Textcat model with multiple classes

Hi! Glad to hear things have been going well so far :smiley:

Your current approach does indeed sound a bit complicated for what it is, and I'm sure there's an easier way to achieve the same result. Have you had a look at the textcat.manual recipe yet? It shows the text and options in a multiple-choice interface and the format you get out is directly compatible with textcat.teach.

A single annotation task in the choice format could look like this:

{
    "text": "Some text",
    "options": [
        {"id": "LABEL1", "text": "Label 1"},
        {"id": "LABEL2", "text": "Label 2"}
    ]
}

When you select an option, a key "accept" is added to the task and it holds a list of the selected IDs. For example: "accept": ["LABEL1", "LABEL2"]. You can also provide those when you load in the data to pre-select certain categories – e.g. based on your rules – and then correct them if needed.

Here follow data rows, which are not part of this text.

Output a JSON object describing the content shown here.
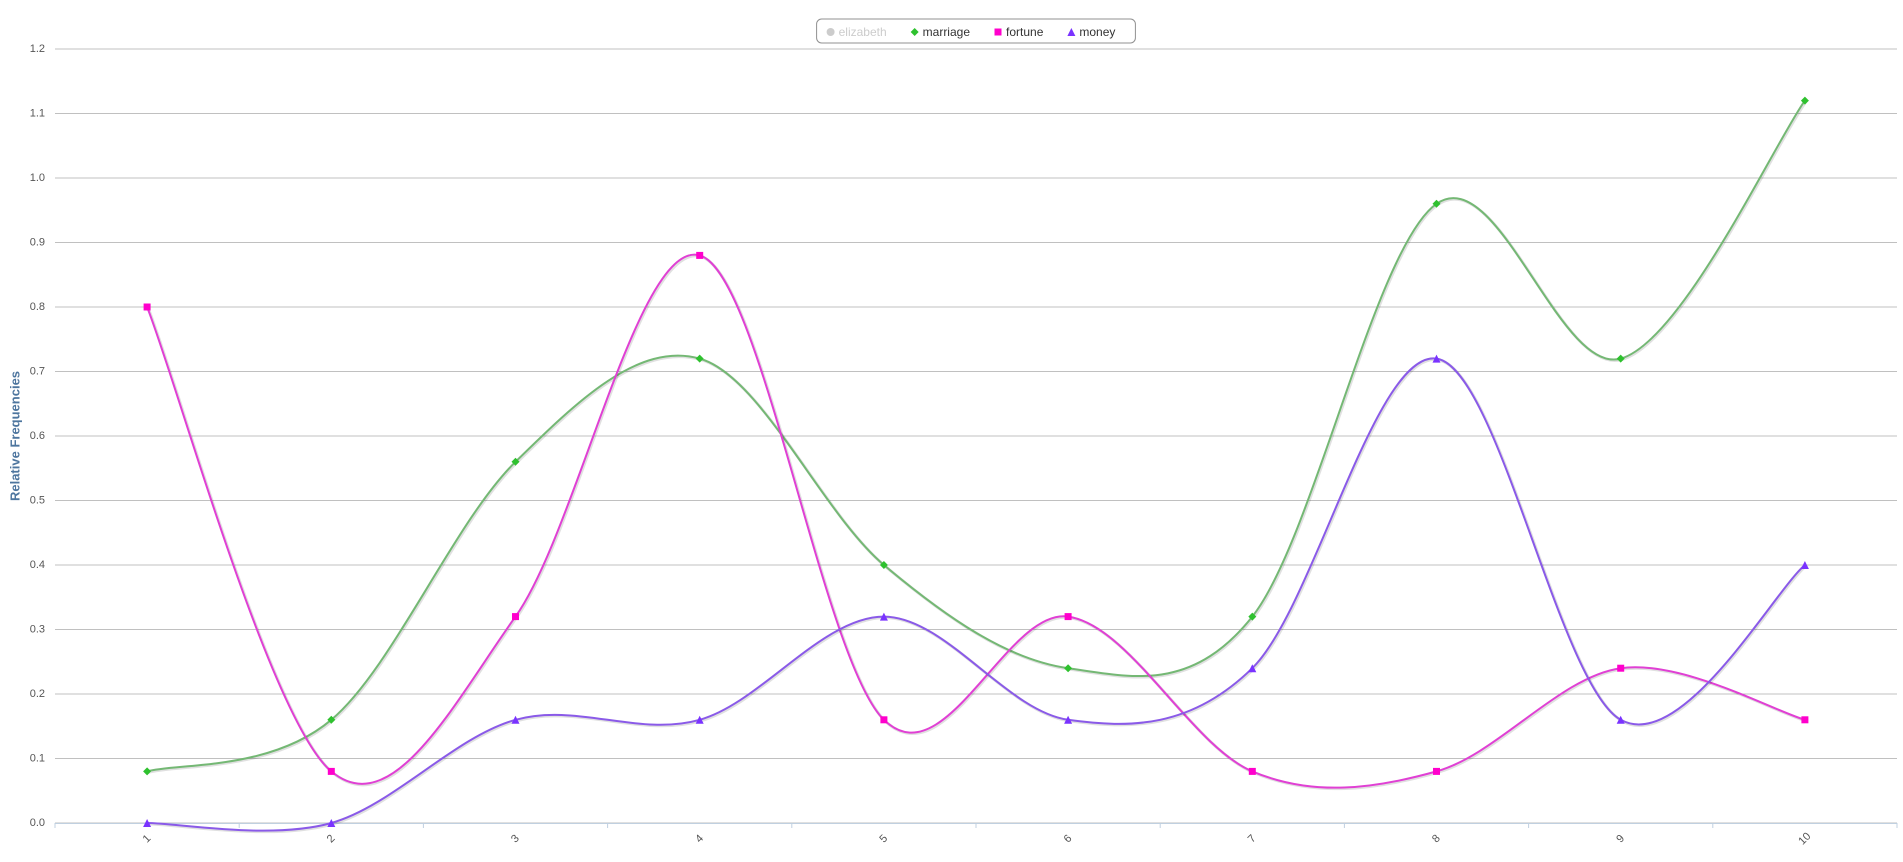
{
  "chart_data": {
    "type": "line",
    "smooth": true,
    "y_axis_label": "Relative Frequencies",
    "categories": [
      "1",
      "2",
      "3",
      "4",
      "5",
      "6",
      "7",
      "8",
      "9",
      "10"
    ],
    "series": [
      {
        "name": "elizabeth",
        "color": "#cccccc",
        "marker": "circle",
        "visible": false
      },
      {
        "name": "marriage",
        "color": "#2ec12e",
        "line_color": "#74b874",
        "marker": "diamond",
        "values": [
          0.08,
          0.16,
          0.56,
          0.72,
          0.4,
          0.24,
          0.32,
          0.96,
          0.72,
          1.12
        ]
      },
      {
        "name": "fortune",
        "color": "#ff00cc",
        "line_color": "#e040d4",
        "marker": "square",
        "values": [
          0.8,
          0.08,
          0.32,
          0.88,
          0.16,
          0.32,
          0.08,
          0.08,
          0.24,
          0.16
        ]
      },
      {
        "name": "money",
        "color": "#7a33ff",
        "line_color": "#8a5ae8",
        "marker": "triangle",
        "values": [
          0,
          0,
          0.16,
          0.16,
          0.32,
          0.16,
          0.24,
          0.72,
          0.16,
          0.4
        ]
      }
    ],
    "ylim": [
      0,
      1.2
    ],
    "yticks": [
      {
        "value": 0,
        "label": "0.0"
      },
      0.1,
      0.2,
      0.3,
      0.4,
      0.5,
      0.6,
      0.7,
      0.8,
      0.9,
      {
        "value": 1,
        "label": "1.0"
      },
      1.1,
      1.2
    ],
    "grid": true,
    "legend": "top"
  }
}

For training, you might also consider training with spaCy directly – this gives you more flexibility and you get to tweak more settings, experiment with different architectures etc. See here for an example script.

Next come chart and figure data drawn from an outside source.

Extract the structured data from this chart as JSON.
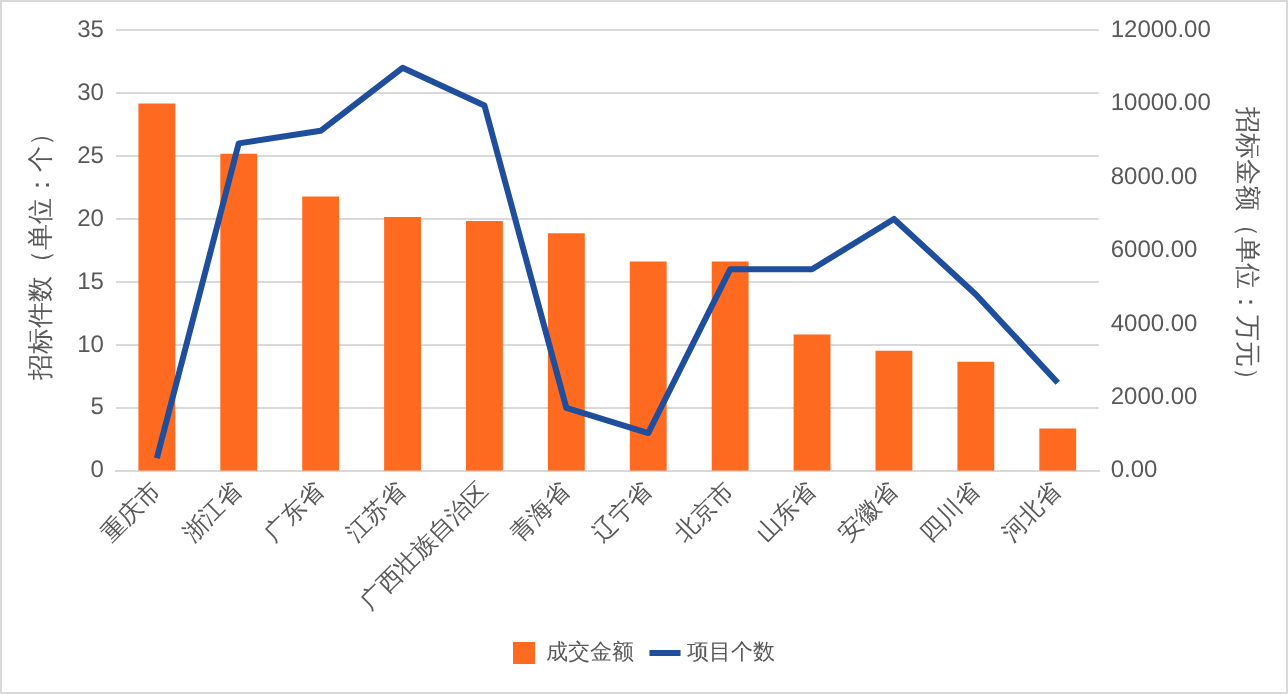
{
  "chart_data": {
    "type": "bar",
    "ylabel": "招标件数（单位：个）",
    "y2label": "招标金额（单位：万元）",
    "categories": [
      "重庆市",
      "浙江省",
      "广东省",
      "江苏省",
      "广西壮族自治区",
      "青海省",
      "辽宁省",
      "北京市",
      "山东省",
      "安徽省",
      "四川省",
      "河北省"
    ],
    "series": [
      {
        "name": "成交金额",
        "axis": "y2",
        "color": "#ff6a21",
        "values": [
          10000,
          8630,
          7470,
          6910,
          6800,
          6470,
          5700,
          5700,
          3710,
          3270,
          2970,
          1150
        ]
      },
      {
        "name": "项目个数",
        "type": "line",
        "axis": "y",
        "color": "#1f4e9c",
        "values": [
          1,
          26,
          27,
          32,
          29,
          5,
          3,
          16,
          16,
          20,
          14,
          7
        ]
      }
    ],
    "ylim": [
      0,
      35
    ],
    "yticks": [
      0,
      5,
      10,
      15,
      20,
      25,
      30,
      35
    ],
    "y2lim": [
      0,
      12000
    ],
    "y2ticks": [
      {
        "value": 0,
        "label": "0.00"
      },
      {
        "value": 2000,
        "label": "2000.00"
      },
      {
        "value": 4000,
        "label": "4000.00"
      },
      {
        "value": 6000,
        "label": "6000.00"
      },
      {
        "value": 8000,
        "label": "8000.00"
      },
      {
        "value": 10000,
        "label": "10000.00"
      },
      {
        "value": 12000,
        "label": "12000.00"
      }
    ],
    "grid": "y",
    "legend": "bottom",
    "marker": "none"
  }
}
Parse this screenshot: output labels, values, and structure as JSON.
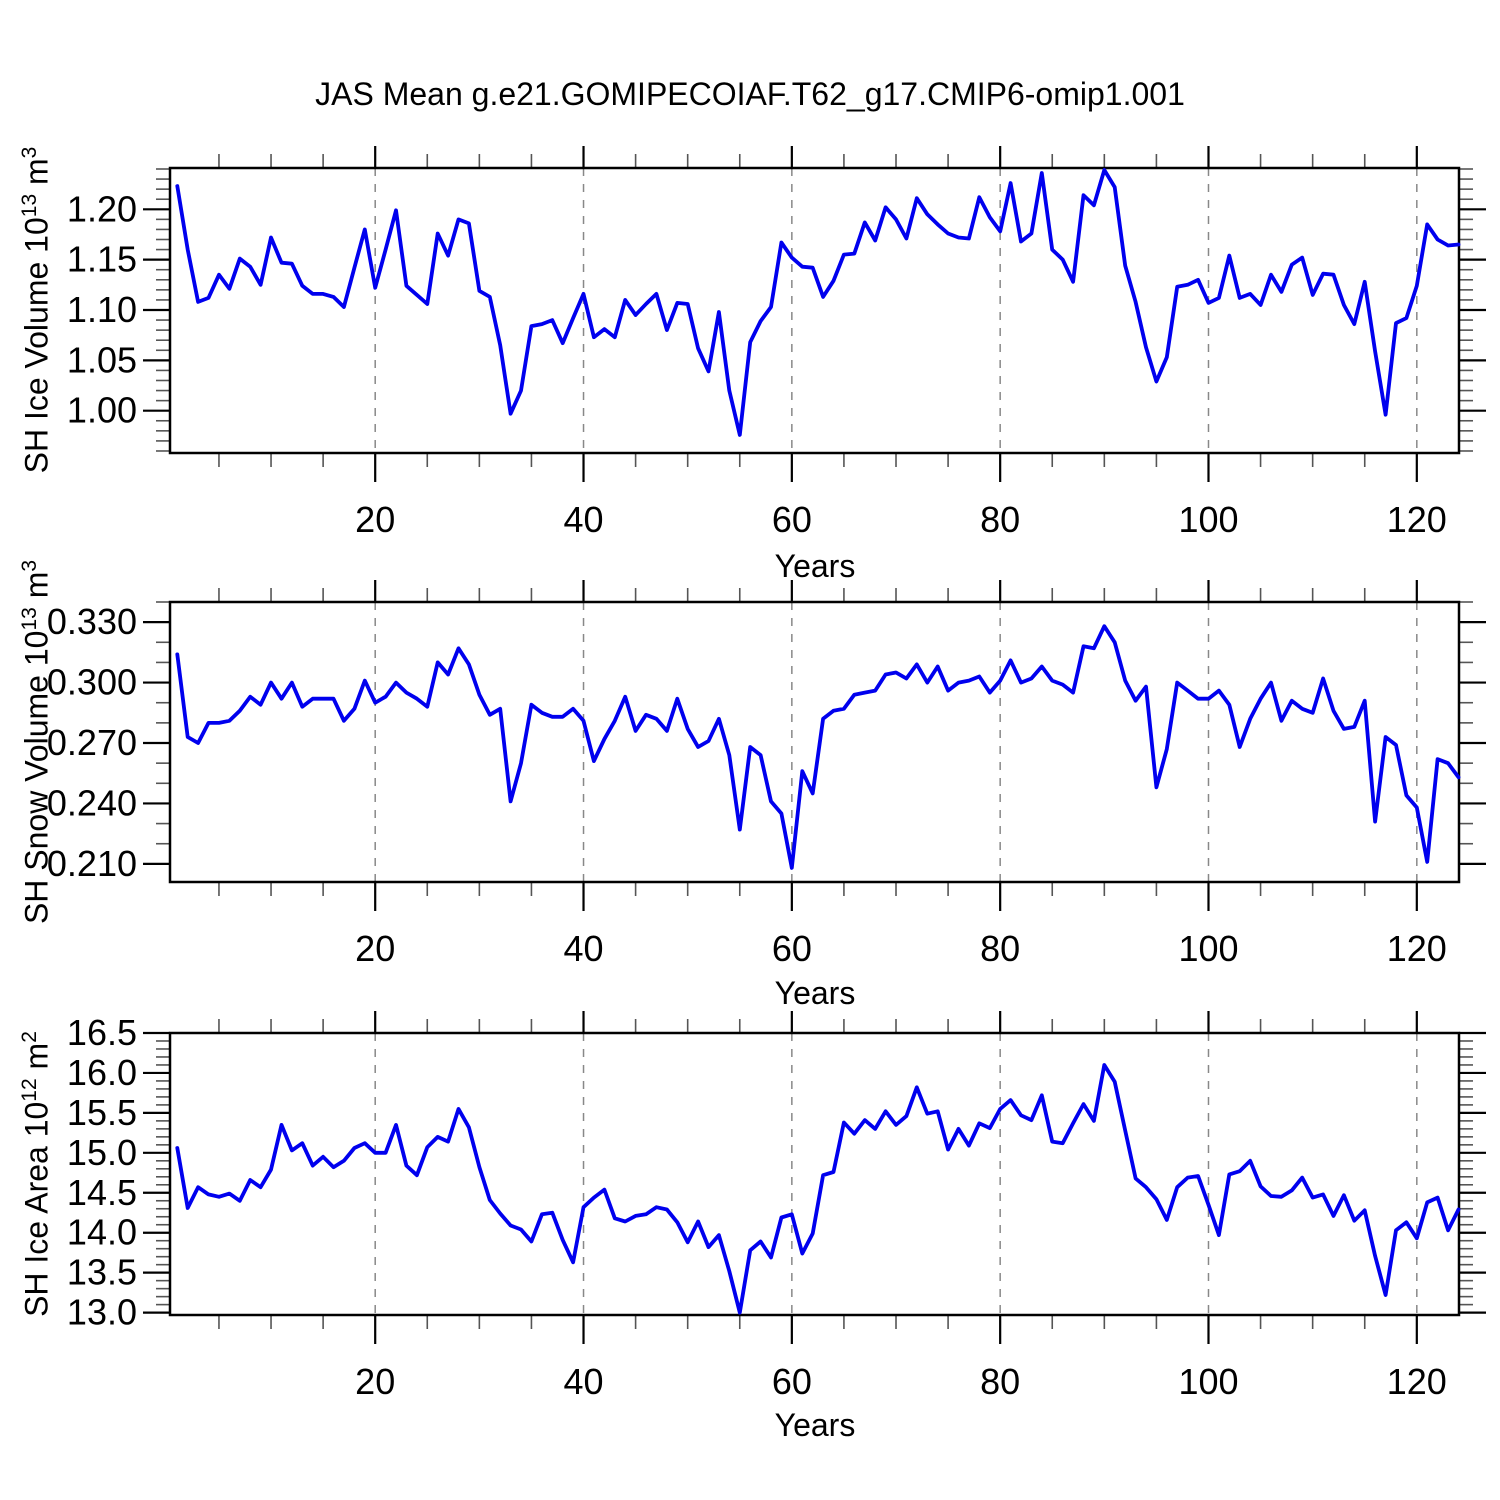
{
  "title": "JAS Mean g.e21.GOMIPECOIAF.T62_g17.CMIP6-omip1.001",
  "colors": {
    "line": "#0000ee",
    "grid": "#888888",
    "axis": "#000000",
    "minor_tick": "#555555"
  },
  "chart_data": [
    {
      "type": "line",
      "name": "sh-ice-volume",
      "ylabel_parts": [
        "SH Ice Volume 10",
        "13",
        " m",
        "3"
      ],
      "xlabel": "Years",
      "xlim": [
        0.3,
        124.05
      ],
      "x_start": 1,
      "xticks": [
        20,
        40,
        60,
        80,
        100,
        120
      ],
      "xminor_step": 5,
      "grid_at_xticks": true,
      "ylim": [
        0.958,
        1.241
      ],
      "yticks": [
        1.0,
        1.05,
        1.1,
        1.15,
        1.2
      ],
      "ytick_labels": [
        "1.00",
        "1.05",
        "1.10",
        "1.15",
        "1.20"
      ],
      "yminor_step": 0.01,
      "values": [
        1.223,
        1.16,
        1.108,
        1.112,
        1.135,
        1.121,
        1.151,
        1.143,
        1.125,
        1.172,
        1.147,
        1.146,
        1.124,
        1.116,
        1.116,
        1.113,
        1.103,
        1.142,
        1.18,
        1.122,
        1.16,
        1.199,
        1.124,
        1.115,
        1.106,
        1.176,
        1.154,
        1.19,
        1.186,
        1.119,
        1.113,
        1.065,
        0.997,
        1.02,
        1.084,
        1.086,
        1.09,
        1.067,
        1.092,
        1.116,
        1.073,
        1.081,
        1.073,
        1.11,
        1.095,
        1.106,
        1.116,
        1.08,
        1.107,
        1.106,
        1.062,
        1.039,
        1.098,
        1.02,
        0.976,
        1.068,
        1.089,
        1.103,
        1.167,
        1.152,
        1.143,
        1.142,
        1.113,
        1.129,
        1.155,
        1.156,
        1.187,
        1.169,
        1.202,
        1.19,
        1.171,
        1.211,
        1.195,
        1.185,
        1.176,
        1.172,
        1.171,
        1.212,
        1.192,
        1.178,
        1.226,
        1.168,
        1.176,
        1.236,
        1.16,
        1.15,
        1.128,
        1.214,
        1.204,
        1.239,
        1.222,
        1.144,
        1.108,
        1.063,
        1.029,
        1.053,
        1.123,
        1.125,
        1.13,
        1.107,
        1.112,
        1.154,
        1.112,
        1.116,
        1.105,
        1.135,
        1.118,
        1.145,
        1.152,
        1.115,
        1.136,
        1.135,
        1.105,
        1.086,
        1.128,
        1.059,
        0.996,
        1.087,
        1.092,
        1.124,
        1.185,
        1.17,
        1.164,
        1.165
      ]
    },
    {
      "type": "line",
      "name": "sh-snow-volume",
      "ylabel_parts": [
        "SH Snow Volume 10",
        "13",
        " m",
        "3"
      ],
      "xlabel": "Years",
      "xlim": [
        0.3,
        124.05
      ],
      "x_start": 1,
      "xticks": [
        20,
        40,
        60,
        80,
        100,
        120
      ],
      "xminor_step": 5,
      "grid_at_xticks": true,
      "ylim": [
        0.201,
        0.34
      ],
      "yticks": [
        0.21,
        0.24,
        0.27,
        0.3,
        0.33
      ],
      "ytick_labels": [
        "0.210",
        "0.240",
        "0.270",
        "0.300",
        "0.330"
      ],
      "yminor_step": 0.01,
      "values": [
        0.314,
        0.273,
        0.27,
        0.28,
        0.28,
        0.281,
        0.286,
        0.293,
        0.289,
        0.3,
        0.292,
        0.3,
        0.288,
        0.292,
        0.292,
        0.292,
        0.281,
        0.287,
        0.301,
        0.29,
        0.293,
        0.3,
        0.295,
        0.292,
        0.288,
        0.31,
        0.304,
        0.317,
        0.309,
        0.294,
        0.284,
        0.287,
        0.241,
        0.26,
        0.289,
        0.285,
        0.283,
        0.283,
        0.287,
        0.281,
        0.261,
        0.272,
        0.281,
        0.293,
        0.276,
        0.284,
        0.282,
        0.276,
        0.292,
        0.277,
        0.268,
        0.271,
        0.282,
        0.264,
        0.227,
        0.268,
        0.264,
        0.241,
        0.235,
        0.208,
        0.256,
        0.245,
        0.282,
        0.286,
        0.287,
        0.294,
        0.295,
        0.296,
        0.304,
        0.305,
        0.302,
        0.309,
        0.3,
        0.308,
        0.296,
        0.3,
        0.301,
        0.303,
        0.295,
        0.301,
        0.311,
        0.3,
        0.302,
        0.308,
        0.301,
        0.299,
        0.295,
        0.318,
        0.317,
        0.328,
        0.32,
        0.301,
        0.291,
        0.298,
        0.248,
        0.267,
        0.3,
        0.296,
        0.292,
        0.292,
        0.296,
        0.289,
        0.268,
        0.282,
        0.292,
        0.3,
        0.281,
        0.291,
        0.287,
        0.285,
        0.302,
        0.286,
        0.277,
        0.278,
        0.291,
        0.231,
        0.273,
        0.269,
        0.244,
        0.238,
        0.211,
        0.262,
        0.26,
        0.253
      ]
    },
    {
      "type": "line",
      "name": "sh-ice-area",
      "ylabel_parts": [
        "SH Ice Area 10",
        "12",
        " m",
        "2"
      ],
      "xlabel": "Years",
      "xlim": [
        0.3,
        124.05
      ],
      "x_start": 1,
      "xticks": [
        20,
        40,
        60,
        80,
        100,
        120
      ],
      "xminor_step": 5,
      "grid_at_xticks": true,
      "ylim": [
        12.97,
        16.5
      ],
      "yticks": [
        13.0,
        13.5,
        14.0,
        14.5,
        15.0,
        15.5,
        16.0,
        16.5
      ],
      "ytick_labels": [
        "13.0",
        "13.5",
        "14.0",
        "14.5",
        "15.0",
        "15.5",
        "16.0",
        "16.5"
      ],
      "yminor_step": 0.1,
      "values": [
        15.06,
        14.31,
        14.57,
        14.48,
        14.45,
        14.49,
        14.4,
        14.66,
        14.57,
        14.79,
        15.35,
        15.03,
        15.12,
        14.84,
        14.95,
        14.82,
        14.9,
        15.06,
        15.12,
        15.0,
        15.0,
        15.35,
        14.84,
        14.72,
        15.07,
        15.2,
        15.14,
        15.55,
        15.32,
        14.82,
        14.41,
        14.24,
        14.09,
        14.04,
        13.89,
        14.23,
        14.25,
        13.91,
        13.63,
        14.32,
        14.44,
        14.54,
        14.18,
        14.14,
        14.21,
        14.23,
        14.32,
        14.29,
        14.13,
        13.88,
        14.14,
        13.82,
        13.97,
        13.52,
        13.0,
        13.78,
        13.89,
        13.69,
        14.19,
        14.23,
        13.74,
        13.99,
        14.72,
        14.76,
        15.38,
        15.24,
        15.41,
        15.3,
        15.52,
        15.35,
        15.46,
        15.82,
        15.49,
        15.52,
        15.04,
        15.3,
        15.09,
        15.37,
        15.31,
        15.55,
        15.66,
        15.47,
        15.41,
        15.72,
        15.14,
        15.12,
        15.37,
        15.61,
        15.4,
        16.1,
        15.89,
        15.28,
        14.68,
        14.57,
        14.42,
        14.16,
        14.57,
        14.69,
        14.71,
        14.35,
        13.97,
        14.73,
        14.77,
        14.9,
        14.58,
        14.46,
        14.45,
        14.53,
        14.69,
        14.44,
        14.48,
        14.21,
        14.47,
        14.15,
        14.28,
        13.71,
        13.22,
        14.03,
        14.13,
        13.93,
        14.38,
        14.44,
        14.03,
        14.29
      ]
    }
  ]
}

Datasets in Prodigy hold the annotations you collect. There's typically no need to import raw data before you annotated – this can all be done on the command line when you start the recipe.

Datasets are append-only so you'll never lose any state or data. So if you want to manually edit examples in an existing dataset, you should export it, edit it and then import it to a new dataset. This creates more data overall – but it means you'll always be able to recover the previous dataset. We recommend creating a new dataset for every annotation experiment, annotation type etc. Merging datasets later is easy – there's a db-merge command and each example has hashes that let you find all annotations on the same input text. You can also think of a dataset as one unit of data you'd run a particular experiment with.